Amongst other devices, the Camden location produced PDP-8 computer-driven X-ray diffractometers in the mid-late 1960s, one of which is believed to be still functional at Oxford University Chemistry Dept. in 2017. Development began with a linear diffractometer in the late 1950s - early 1960s but this was superseded around 1965 by the Y290, a four-circle diffractometer, the electronics for which were developed at the University of Manchester by Prof David B.G. Edwards (Computer Science) along with Owen S. Mills (Chemistry). The early models (actually referenced Y230) used a Ferranti computer for controlling the diffractometer but, due to reliability issues, the cheaper and more compact PDP-8 became the computer of choice for the Y290 model.
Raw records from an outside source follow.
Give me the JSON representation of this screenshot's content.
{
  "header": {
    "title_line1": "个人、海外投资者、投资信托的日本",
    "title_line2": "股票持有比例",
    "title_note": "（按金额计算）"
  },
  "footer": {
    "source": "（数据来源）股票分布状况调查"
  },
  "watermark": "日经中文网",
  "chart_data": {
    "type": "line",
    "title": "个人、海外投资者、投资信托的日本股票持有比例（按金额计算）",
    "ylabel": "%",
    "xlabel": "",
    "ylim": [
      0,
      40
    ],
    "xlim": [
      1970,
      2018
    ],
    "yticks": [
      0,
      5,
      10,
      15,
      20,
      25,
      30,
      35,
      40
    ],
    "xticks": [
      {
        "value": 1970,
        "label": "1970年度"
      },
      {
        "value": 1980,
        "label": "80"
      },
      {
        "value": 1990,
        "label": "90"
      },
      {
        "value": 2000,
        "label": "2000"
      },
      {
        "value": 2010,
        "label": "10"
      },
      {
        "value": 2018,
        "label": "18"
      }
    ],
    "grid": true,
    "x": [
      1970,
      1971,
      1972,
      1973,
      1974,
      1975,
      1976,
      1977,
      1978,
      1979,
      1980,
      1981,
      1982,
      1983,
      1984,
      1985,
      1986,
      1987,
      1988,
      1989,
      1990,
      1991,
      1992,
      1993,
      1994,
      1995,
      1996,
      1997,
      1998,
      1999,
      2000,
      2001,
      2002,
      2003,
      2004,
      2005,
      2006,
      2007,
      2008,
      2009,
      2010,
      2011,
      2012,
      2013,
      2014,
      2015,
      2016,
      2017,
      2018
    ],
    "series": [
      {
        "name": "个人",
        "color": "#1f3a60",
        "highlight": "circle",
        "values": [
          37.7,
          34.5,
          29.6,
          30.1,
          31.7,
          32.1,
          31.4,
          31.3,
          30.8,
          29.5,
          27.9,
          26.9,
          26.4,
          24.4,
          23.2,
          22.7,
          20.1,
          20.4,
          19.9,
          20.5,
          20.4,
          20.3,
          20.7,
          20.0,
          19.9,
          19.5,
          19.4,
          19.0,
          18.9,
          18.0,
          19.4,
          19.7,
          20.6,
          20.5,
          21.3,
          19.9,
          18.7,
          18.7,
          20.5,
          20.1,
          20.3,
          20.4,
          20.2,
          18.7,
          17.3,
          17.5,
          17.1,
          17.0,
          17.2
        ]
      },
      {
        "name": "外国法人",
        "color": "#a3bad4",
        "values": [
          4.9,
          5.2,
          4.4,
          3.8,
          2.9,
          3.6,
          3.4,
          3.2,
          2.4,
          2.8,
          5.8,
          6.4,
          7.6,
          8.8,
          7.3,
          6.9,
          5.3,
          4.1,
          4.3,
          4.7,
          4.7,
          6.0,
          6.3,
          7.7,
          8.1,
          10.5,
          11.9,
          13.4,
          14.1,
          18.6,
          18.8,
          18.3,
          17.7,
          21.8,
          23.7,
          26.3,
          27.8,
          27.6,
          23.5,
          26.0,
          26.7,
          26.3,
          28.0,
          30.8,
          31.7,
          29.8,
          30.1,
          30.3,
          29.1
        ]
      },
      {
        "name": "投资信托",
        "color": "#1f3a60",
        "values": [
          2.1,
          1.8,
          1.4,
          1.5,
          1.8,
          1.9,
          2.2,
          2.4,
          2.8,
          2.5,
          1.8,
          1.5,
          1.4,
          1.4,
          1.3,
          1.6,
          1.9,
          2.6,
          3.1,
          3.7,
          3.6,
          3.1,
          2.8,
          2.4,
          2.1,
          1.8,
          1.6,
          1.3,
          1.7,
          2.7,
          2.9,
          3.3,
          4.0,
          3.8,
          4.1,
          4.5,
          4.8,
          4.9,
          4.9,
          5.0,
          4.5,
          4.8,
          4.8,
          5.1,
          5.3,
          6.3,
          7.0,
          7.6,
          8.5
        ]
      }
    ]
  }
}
One of the production engineers claimed that the electronic research department in Camden (headed by Arthur Long) had PDP-8 No 4 from Digital Equipment Corporation (DEC), so Hilger and Watts was likely to have been one of the first PDP-8 customers. The book ‘Single Crystal Diffractometry’ by U.W. Arndt and B.T.M. Willis (C.U.P., 1966) has photographs and other excellent diagrams showing the construction of these machines; both authors were involved in their development. The four-circle diffractometer was originally designed for neutron work at the Atomic Energy Research Establishment Harwell Laboratory but it became better known in field of X-ray crystallography. Photographs showing prototypes of both instruments may be seen in a review article by U.W. Arndt. For commercial production of the four-circle diffractometer, Hilger and Watts won two Queen's Awards to Industry, the first for Services to Export in 1966 and the second for Technological Achievement in 1968. In the late 1960s the cost of the four-circle system was around $130,000.

The Y290 diffractometer had an optical motor-positioning system based on moiré fringes which were recorded by photocells - sometimes the user would find that after centring their crystal under a bright light and forgetting to turn it off, the diffractometer motors would completely lose their settings. The correct positioning could be restored by a command which returned the motors to built-in datum points. In fact, the motors were regularly driven back to datum during data collection as a check on their positioning. The X-ray data were written to paper tape and, by the mid-1980s, users were struggling to find computer facilities which could still read their tapes for downstream analysis. At the Laboratory of Molecular Biophysics, University of Oxford, a 5-circle version of the machine was developed for protein crystallography which could measure up to five X-ray reflections in each scan due to the addition of a tiltable linear array of 5 counters to the detector arm.
In Galway a BBC micro hard wired to the PDP8 front panel and a reflection indexing program were used to automate the Y290 (getting rid of the paper tape) and another group has described complete modernisation of the Y290 motors and control electronics.